Why Do We Laugh? Annotation and Taxonomy Generation for Laughable Contexts in Spontaneous Text Conversation
This work addresses the problem of improving conversational AI systems by enabling more nuanced recognition and generation of laughter, which is incremental as it builds on existing annotation and taxonomy methods for a specific domain.
The study tackled the challenge of identifying laughable contexts in spontaneous text conversations by annotating Japanese dialogue data and developing a taxonomy with ten categories, such as 'Empathy and Affinity' and 'Humor and Surprise', to classify reasons for laughter. It evaluated GPT-4o's performance in recognizing these contexts, achieving an F1 score of 43.14%.
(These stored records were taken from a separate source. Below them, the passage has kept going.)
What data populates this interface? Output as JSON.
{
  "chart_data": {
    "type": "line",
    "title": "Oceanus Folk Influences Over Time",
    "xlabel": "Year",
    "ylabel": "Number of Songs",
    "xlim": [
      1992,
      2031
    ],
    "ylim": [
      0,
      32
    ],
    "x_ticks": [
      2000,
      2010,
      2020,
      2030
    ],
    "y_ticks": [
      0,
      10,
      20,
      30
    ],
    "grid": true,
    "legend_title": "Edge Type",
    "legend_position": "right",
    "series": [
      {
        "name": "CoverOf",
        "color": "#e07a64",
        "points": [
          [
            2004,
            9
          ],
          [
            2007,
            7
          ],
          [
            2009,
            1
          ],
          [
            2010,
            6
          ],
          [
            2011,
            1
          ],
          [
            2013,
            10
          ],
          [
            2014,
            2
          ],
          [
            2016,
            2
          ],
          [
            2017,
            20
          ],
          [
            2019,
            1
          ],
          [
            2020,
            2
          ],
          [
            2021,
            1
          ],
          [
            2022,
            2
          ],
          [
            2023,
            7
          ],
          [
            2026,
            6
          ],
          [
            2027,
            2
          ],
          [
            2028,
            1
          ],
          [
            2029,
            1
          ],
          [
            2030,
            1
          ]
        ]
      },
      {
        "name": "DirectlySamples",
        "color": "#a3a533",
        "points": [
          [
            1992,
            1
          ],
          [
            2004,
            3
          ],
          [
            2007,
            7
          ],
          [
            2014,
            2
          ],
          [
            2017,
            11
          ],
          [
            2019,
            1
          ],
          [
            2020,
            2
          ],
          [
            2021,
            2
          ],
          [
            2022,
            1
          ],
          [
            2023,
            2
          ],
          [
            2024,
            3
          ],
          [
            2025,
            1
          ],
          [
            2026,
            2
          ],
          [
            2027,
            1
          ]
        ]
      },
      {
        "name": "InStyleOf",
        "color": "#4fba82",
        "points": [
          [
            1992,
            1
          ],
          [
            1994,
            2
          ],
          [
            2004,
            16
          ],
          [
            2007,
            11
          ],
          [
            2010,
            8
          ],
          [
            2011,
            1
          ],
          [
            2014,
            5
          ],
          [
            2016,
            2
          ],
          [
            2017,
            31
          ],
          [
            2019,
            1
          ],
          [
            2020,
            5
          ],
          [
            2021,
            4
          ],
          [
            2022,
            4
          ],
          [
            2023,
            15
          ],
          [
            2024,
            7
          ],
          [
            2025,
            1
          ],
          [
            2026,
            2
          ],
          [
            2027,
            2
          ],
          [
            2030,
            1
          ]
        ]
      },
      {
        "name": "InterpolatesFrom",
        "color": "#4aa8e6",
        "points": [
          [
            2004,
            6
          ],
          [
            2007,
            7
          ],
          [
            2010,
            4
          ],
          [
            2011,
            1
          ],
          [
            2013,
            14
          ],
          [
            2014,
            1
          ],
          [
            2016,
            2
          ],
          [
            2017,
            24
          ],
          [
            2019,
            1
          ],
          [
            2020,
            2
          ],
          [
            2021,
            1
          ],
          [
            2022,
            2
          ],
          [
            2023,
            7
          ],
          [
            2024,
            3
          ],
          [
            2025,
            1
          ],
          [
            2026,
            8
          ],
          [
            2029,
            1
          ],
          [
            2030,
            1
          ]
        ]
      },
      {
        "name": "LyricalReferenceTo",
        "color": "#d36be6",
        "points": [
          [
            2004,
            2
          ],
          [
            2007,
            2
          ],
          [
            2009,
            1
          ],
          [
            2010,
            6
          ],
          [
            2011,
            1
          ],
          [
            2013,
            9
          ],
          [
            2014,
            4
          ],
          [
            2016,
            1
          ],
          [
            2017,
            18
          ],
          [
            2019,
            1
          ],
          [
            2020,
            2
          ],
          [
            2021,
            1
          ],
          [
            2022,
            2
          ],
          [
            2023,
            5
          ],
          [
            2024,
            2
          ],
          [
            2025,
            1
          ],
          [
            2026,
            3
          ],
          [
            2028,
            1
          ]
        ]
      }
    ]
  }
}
Laughter serves as a multifaceted communicative signal in human interaction, yet its identification within dialogue presents a significant challenge for conversational AI systems. This study addresses this challenge by annotating laughable contexts in Japanese spontaneous text conversation data and developing a taxonomy to classify the underlying reasons for such contexts. Initially, multiple annotators manually labeled laughable contexts using a binary decision (laughable or non-laughable). Subsequently, an LLM was used to generate explanations for the binary annotations of laughable contexts, which were then categorized into a taxonomy comprising ten categories, including "Empathy and Affinity" and "Humor and Surprise," highlighting the diverse range of laughter-inducing scenarios. The study also evaluated GPT-4o's performance in recognizing the majority labels of laughable contexts, achieving an F1 score of 43.14%. These findings contribute to the advancement of conversational AI by establishing a foundation for more nuanced recognition and generation of laughter, ultimately fostering more natural and engaging human-AI interactions.